Prof. DI Wolfgang Mathera
Experte für Industrie 4.0 und Prozessmanagement

Autonome, leistungsfähige Computersysteme werden zunehmend drahtlos untereinander und mit dem Internet vernetzt: Die physische Welt und die virtuelle Welt, der Cyberspace, verschmelzen zu den sogenannten Cyber Physical Systems (CPS). Somit wird erstmals eine Vernetzung von Ressourcen, Informationen, Objekten und Menschen möglich, die auch die Industrie betrifft- das Internet der Dinge und seine Dienste. Diese technologische Evolution lässt sich, bezogen auf die Produktion, als vierte Stufe des Industrialisierungsprozesses bewerten, bezeichnet als Industrie 4.0.

Automatisation und Robotik als Bestandteile der industriellen Produktion

Damit die Transformation der industriellen Produktion zur Industrie 4.0 gelingt, wird das konsequente Zusammenführen von Informations- und Kommunikationstechnologien, sowie Automatisierung mit klassischen Hochtechnologieansätzen, zum Leitanbieter für intelligente Produktions- und Automatisierungstechnik.

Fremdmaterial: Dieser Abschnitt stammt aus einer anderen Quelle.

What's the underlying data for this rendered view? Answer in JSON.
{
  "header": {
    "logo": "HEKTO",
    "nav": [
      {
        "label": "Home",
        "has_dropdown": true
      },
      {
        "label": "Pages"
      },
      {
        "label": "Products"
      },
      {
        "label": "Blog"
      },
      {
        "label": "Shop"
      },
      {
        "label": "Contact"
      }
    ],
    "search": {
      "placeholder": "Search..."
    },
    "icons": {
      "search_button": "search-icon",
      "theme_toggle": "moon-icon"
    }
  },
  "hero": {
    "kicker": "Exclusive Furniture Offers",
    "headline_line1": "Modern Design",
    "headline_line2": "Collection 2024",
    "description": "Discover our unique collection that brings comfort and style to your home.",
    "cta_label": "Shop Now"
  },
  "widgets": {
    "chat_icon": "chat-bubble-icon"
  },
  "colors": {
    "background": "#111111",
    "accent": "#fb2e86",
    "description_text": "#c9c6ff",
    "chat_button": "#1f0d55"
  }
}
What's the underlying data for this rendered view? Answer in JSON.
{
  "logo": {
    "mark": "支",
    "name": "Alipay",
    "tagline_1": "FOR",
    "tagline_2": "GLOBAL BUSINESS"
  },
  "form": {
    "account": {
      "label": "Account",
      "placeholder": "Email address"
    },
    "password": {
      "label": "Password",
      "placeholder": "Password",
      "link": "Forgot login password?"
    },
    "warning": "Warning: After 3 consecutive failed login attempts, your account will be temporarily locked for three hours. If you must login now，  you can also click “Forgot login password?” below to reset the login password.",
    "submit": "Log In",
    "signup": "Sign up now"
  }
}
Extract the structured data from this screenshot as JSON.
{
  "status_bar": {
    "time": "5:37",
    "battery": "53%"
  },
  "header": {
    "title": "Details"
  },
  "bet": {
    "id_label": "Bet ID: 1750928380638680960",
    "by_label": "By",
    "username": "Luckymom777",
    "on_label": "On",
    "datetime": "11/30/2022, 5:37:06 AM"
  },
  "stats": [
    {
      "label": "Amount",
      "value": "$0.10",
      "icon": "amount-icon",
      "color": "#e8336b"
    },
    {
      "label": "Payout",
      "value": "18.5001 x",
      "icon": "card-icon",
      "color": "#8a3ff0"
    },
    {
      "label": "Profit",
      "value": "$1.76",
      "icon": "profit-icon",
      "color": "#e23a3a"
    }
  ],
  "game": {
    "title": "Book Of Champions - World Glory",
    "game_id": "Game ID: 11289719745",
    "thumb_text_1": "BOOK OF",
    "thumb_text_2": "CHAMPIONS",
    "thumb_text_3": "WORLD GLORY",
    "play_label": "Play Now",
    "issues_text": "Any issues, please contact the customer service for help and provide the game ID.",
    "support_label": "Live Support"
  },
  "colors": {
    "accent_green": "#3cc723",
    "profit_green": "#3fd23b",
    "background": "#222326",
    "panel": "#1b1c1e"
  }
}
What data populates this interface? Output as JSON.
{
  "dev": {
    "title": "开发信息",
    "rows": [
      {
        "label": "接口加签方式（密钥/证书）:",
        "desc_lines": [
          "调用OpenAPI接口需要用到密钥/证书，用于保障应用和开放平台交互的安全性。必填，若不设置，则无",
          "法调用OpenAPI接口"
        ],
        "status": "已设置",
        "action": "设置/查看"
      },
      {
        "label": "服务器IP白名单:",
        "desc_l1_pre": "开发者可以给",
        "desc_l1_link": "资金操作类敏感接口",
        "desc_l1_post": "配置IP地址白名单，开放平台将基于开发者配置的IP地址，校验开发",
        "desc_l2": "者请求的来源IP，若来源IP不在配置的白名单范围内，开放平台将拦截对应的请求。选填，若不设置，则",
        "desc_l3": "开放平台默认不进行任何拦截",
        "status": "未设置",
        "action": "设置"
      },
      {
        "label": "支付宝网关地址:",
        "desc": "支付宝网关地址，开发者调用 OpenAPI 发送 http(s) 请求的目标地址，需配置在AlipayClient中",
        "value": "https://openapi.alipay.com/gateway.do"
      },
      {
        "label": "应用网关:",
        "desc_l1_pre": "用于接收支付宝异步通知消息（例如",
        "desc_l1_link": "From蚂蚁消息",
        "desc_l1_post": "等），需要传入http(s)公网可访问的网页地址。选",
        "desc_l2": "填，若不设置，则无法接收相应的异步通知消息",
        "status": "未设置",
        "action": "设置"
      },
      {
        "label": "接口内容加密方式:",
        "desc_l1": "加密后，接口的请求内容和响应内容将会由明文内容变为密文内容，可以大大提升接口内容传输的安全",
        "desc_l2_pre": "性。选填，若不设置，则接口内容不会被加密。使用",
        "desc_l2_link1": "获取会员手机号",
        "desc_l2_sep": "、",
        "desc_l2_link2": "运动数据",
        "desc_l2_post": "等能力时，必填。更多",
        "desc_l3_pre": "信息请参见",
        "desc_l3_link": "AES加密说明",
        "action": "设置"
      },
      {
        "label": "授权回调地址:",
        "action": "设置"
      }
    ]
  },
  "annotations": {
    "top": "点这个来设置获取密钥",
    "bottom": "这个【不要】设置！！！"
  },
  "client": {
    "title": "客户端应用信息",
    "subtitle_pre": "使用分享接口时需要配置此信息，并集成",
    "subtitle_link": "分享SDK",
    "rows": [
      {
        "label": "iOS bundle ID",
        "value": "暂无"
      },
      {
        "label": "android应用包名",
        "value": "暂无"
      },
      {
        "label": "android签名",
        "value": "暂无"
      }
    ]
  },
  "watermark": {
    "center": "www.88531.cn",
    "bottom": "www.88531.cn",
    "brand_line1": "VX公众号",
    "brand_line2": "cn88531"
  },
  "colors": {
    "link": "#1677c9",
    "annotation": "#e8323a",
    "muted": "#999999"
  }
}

Gleichzeitig gilt es neue Märkte für Industrierobotik und Technologien zu gestalten. Um diese Ziele zu erreichen, sind folgende Charakteristika von Industrie 4.0 zu verwirklichen:

  • Horizontale Integration über Wertschöpfungsnetzwerke
  • Digitale Durchgängigkeit des Engineerings über die gesamte Wertschöpfungskette
  • Vertikale Integration und vernetzte Produktionssysteme

Der Weg zu Industrie 4.0 erfordert enorme Anstrengungen sowohl in Forschung als auch in der Entwicklung. Neben Forschung und Entwicklung müssen auch industriepolitische und industrielle Entscheidungen getroffen werden, unter anderem zur Beherrschung komplexer Systeme.

Durch die enge Zusammenarbeit von Forschungsinstituten, Aus- und Weiterbildungsstandorten und Unternehmen wurden neue wissenschaftlich approbierte Methoden entwickelt, welche die Wege zu Industrie 4.0 begleiten und prägen.

Sehnsucht nach Komplexitätsreduktion

Produkte und Produktionssysteme werden immer komplexer, adäquate Planungs- und Erklärungsmodelle sind eine Basis, um die zunehmende Komplexität zu beherrschen.In den Unternehmen müssen den MitarbeiterInnen Methoden und Werkzeuge zur Verfügung gestellt werden, um solche Modelle zu erstellen. Standen in der Entwicklung betriebliche Informationssysteme in den 1980er und 1990er Jahren vor allem Datenbanken als Gestaltungselement im Vordergrund, so sind es aktuell Geschäftsprozesse.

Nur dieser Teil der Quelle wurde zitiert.